By Emily Drooby
As a newly ordained priest, Father Edwin Ortiz spends his days serving God. But he used to also serve his country: he spent three years in the Navy as a hospital corpsman.
He was deployed to Japan.
“I had always had that desire of being in the military. I went ahead and gave it a shot,” said Fr. Ortiz. “You’re walking up to the ship and it’s huge. It’s huge.”
Fr. Ortiz is part of the changing landscape of the U.S. military, which is becoming more diverse each year.
Hispanics in particular are the fastest growing minority population. The most recent statistics show that six percent of U.S. military veterans are Latino, and that number is expected to double by 2024.
“Being in the military you become part of this big family who’s going to challenge you. But they’re going to challenge you, not to demean you,” he explained. “They’re going to challenge you to help you grow, to help you discover the skills and talents that you actually do have. To trust in yourself and to trust in God.”
Fr. Ortiz encourages other people in the Latino community to join the military, but one of his biggest challenges while deployed was finding time to practice his faith.
“It really showed me what my life would be like without God,” he said. And it was a life he didn’t like.

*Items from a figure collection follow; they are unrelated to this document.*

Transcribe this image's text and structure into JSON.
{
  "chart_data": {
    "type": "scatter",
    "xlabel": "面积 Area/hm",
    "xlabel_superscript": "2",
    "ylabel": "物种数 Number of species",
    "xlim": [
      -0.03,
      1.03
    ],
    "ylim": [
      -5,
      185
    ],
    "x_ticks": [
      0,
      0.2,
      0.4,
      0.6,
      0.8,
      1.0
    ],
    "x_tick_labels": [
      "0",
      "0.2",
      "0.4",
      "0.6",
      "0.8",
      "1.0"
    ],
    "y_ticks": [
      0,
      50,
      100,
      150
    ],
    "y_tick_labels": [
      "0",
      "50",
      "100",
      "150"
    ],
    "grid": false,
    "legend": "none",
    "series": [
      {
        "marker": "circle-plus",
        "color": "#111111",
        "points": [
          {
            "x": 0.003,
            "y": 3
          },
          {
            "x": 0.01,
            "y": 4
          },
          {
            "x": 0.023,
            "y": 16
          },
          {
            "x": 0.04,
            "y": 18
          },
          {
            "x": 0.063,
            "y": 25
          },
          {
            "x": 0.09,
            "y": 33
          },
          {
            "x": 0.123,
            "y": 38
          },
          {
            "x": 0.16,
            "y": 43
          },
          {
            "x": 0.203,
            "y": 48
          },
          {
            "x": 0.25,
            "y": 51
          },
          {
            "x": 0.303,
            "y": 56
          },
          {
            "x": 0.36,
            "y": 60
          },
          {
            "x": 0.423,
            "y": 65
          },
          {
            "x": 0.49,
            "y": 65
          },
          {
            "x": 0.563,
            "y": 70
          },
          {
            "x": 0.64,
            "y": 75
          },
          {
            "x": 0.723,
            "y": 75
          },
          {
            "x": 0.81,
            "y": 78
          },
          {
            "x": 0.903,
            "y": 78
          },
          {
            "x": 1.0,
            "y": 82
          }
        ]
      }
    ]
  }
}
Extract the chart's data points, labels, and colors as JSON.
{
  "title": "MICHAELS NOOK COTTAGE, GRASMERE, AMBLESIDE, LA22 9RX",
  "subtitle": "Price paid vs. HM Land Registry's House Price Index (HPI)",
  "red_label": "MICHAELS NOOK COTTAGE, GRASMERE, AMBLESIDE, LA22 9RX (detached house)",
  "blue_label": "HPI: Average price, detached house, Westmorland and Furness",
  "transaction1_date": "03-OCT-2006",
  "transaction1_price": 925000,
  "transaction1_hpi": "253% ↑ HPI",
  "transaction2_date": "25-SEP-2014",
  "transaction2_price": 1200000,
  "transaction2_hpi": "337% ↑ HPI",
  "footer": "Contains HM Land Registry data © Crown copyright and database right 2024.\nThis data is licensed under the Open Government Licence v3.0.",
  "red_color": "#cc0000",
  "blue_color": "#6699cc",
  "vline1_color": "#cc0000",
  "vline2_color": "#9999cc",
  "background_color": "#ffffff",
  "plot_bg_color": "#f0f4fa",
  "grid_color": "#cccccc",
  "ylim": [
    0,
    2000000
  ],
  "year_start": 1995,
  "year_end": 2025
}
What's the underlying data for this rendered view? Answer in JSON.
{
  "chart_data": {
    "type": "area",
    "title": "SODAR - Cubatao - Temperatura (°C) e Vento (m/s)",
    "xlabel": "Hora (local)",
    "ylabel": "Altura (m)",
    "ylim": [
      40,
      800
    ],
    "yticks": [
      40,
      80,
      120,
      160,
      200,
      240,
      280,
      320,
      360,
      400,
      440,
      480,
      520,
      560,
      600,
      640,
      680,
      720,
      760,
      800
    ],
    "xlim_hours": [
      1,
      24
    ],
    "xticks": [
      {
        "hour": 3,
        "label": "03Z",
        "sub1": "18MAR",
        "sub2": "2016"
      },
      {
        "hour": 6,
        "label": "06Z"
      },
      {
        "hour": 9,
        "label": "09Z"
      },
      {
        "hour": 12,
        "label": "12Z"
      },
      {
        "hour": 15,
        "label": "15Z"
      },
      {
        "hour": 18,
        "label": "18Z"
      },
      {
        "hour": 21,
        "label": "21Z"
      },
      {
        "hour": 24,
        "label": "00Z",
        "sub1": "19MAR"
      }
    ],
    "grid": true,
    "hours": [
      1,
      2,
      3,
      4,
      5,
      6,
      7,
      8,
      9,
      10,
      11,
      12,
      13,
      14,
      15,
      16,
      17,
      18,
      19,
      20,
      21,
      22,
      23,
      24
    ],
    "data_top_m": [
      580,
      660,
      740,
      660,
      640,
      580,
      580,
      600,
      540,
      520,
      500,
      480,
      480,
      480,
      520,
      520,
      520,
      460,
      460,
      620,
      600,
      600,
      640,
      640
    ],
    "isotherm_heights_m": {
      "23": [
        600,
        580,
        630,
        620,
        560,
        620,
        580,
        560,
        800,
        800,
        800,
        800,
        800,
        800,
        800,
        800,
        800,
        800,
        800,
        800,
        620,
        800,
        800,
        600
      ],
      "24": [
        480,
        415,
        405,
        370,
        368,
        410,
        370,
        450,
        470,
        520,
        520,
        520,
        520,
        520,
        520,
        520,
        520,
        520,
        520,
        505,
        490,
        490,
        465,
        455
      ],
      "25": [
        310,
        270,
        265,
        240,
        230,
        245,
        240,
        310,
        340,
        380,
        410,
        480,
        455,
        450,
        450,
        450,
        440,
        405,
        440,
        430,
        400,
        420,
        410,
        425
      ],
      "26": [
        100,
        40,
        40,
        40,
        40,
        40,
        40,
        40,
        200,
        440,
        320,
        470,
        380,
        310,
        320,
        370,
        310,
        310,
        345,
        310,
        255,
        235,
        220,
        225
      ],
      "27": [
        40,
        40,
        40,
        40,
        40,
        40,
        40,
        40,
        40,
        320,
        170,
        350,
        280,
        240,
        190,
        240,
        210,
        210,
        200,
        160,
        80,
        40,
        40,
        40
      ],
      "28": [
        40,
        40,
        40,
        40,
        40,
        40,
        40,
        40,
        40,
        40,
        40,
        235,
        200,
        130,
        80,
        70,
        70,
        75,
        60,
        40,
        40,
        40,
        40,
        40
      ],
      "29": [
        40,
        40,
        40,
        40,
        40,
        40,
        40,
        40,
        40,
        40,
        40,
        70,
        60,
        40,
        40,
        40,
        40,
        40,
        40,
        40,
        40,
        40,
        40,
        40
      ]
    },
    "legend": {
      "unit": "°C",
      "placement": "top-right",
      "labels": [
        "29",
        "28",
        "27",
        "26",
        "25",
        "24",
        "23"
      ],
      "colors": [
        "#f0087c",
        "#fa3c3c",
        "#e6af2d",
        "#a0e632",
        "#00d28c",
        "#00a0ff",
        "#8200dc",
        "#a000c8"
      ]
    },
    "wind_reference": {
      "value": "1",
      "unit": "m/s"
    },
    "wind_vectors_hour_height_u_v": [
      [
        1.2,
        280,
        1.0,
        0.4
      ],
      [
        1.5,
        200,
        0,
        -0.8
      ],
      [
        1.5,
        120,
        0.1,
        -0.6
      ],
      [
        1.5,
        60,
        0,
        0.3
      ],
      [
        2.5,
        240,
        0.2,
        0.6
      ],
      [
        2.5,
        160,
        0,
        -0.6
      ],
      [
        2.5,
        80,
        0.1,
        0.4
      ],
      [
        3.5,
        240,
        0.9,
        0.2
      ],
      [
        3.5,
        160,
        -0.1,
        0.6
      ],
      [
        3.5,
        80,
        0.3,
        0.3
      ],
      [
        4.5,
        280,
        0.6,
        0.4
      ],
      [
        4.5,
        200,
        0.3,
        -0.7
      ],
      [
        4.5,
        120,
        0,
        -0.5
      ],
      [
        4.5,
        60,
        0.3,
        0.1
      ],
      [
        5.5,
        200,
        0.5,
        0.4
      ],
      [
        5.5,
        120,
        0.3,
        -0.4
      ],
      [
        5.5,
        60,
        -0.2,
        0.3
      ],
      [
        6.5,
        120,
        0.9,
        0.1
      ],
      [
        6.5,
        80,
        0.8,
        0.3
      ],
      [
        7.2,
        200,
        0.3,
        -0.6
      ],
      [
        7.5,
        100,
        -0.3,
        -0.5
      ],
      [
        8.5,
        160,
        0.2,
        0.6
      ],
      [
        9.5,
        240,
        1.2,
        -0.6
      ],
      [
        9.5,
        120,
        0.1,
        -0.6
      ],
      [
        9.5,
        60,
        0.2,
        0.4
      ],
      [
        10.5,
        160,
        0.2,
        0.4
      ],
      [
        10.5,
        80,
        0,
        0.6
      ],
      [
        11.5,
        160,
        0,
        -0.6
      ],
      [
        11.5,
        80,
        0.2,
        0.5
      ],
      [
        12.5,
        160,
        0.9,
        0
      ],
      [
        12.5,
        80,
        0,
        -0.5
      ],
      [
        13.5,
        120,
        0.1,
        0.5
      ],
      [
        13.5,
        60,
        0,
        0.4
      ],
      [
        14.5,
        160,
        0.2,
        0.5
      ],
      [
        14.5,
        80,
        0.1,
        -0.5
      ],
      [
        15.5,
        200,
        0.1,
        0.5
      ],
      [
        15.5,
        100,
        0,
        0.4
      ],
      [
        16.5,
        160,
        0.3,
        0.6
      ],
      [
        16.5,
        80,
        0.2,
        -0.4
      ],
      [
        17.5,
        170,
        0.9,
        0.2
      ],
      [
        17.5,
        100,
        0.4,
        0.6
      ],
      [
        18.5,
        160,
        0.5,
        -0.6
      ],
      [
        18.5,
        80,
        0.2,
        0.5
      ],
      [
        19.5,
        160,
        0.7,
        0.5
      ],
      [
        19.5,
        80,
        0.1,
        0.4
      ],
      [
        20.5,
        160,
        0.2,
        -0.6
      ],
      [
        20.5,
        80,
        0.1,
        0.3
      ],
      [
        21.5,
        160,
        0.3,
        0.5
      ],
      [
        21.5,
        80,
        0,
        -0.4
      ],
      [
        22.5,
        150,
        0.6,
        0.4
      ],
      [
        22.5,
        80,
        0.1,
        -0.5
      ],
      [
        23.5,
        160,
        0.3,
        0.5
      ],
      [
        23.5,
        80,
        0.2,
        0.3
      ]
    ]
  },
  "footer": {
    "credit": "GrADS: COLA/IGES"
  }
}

From there, Father Ortiz decided to re-enter the seminary. He was ordained in June, and now serves at Saint Athanasius Church in Bensonhurst alongside another veteran.
Deacon Anthony Mammoliti spent over 30 years in the Army. For him and Fr. Ortiz, there’s a lot of similarities when it comes to serving God and country.

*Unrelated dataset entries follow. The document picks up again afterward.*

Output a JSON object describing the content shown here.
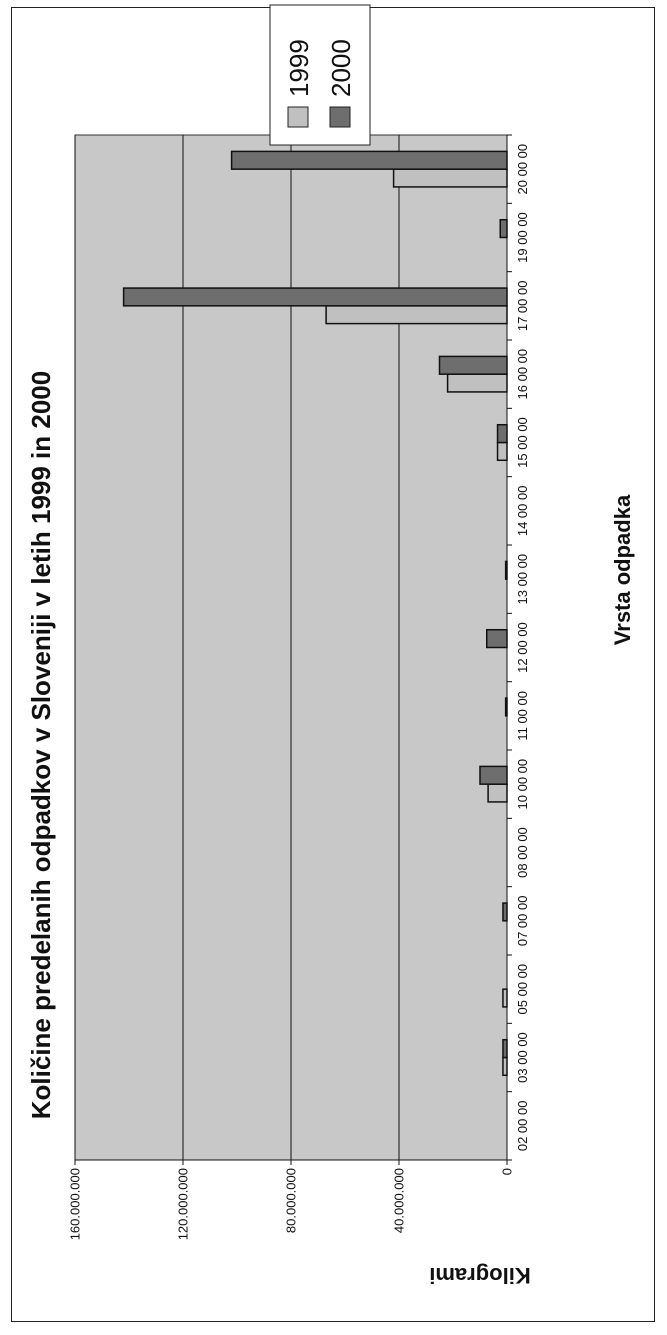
{
  "chart_data": {
    "type": "bar",
    "title": "Količine predelanih odpadkov v Sloveniji v letih 1999 in 2000",
    "xlabel": "Vrsta odpadka",
    "ylabel": "Kilogrami",
    "ylim": [
      0,
      160000000
    ],
    "yticks": [
      "0",
      "40.000.000",
      "80.000.000",
      "120.000.000",
      "160.000.000"
    ],
    "categories": [
      "02 00 00",
      "03 00 00",
      "05 00 00",
      "07 00 00",
      "08 00 00",
      "10 00 00",
      "11 00 00",
      "12 00 00",
      "13 00 00",
      "14 00 00",
      "15 00 00",
      "16 00 00",
      "17 00 00",
      "19 00 00",
      "20 00 00"
    ],
    "series": [
      {
        "name": "1999",
        "color": "#c0c0c0",
        "values": [
          0,
          1500000,
          1500000,
          0,
          0,
          7000000,
          0,
          0,
          0,
          0,
          3500000,
          22000000,
          67000000,
          0,
          42000000
        ]
      },
      {
        "name": "2000",
        "color": "#6e6e6e",
        "values": [
          0,
          1500000,
          0,
          1500000,
          0,
          10000000,
          500000,
          7500000,
          500000,
          0,
          3500000,
          25000000,
          142000000,
          2500000,
          102000000
        ]
      }
    ],
    "grid": true,
    "legend": "top-right",
    "background": "#c8c8c8"
  }
}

“We swap stories and we talk about our time in the military, and we talk about our time in the military and we share that bond,” he said.
“We are called to be selfless servants, we are called to give our lives to something greater than ourselves,” he added. “That desire to serve, that really came while working those humanitarian projects with the Marines and really just seeing the difference that you make.”
Deacon Mammoliti and Fr. Ortiz might be done serving their country, but they will never be done serving God.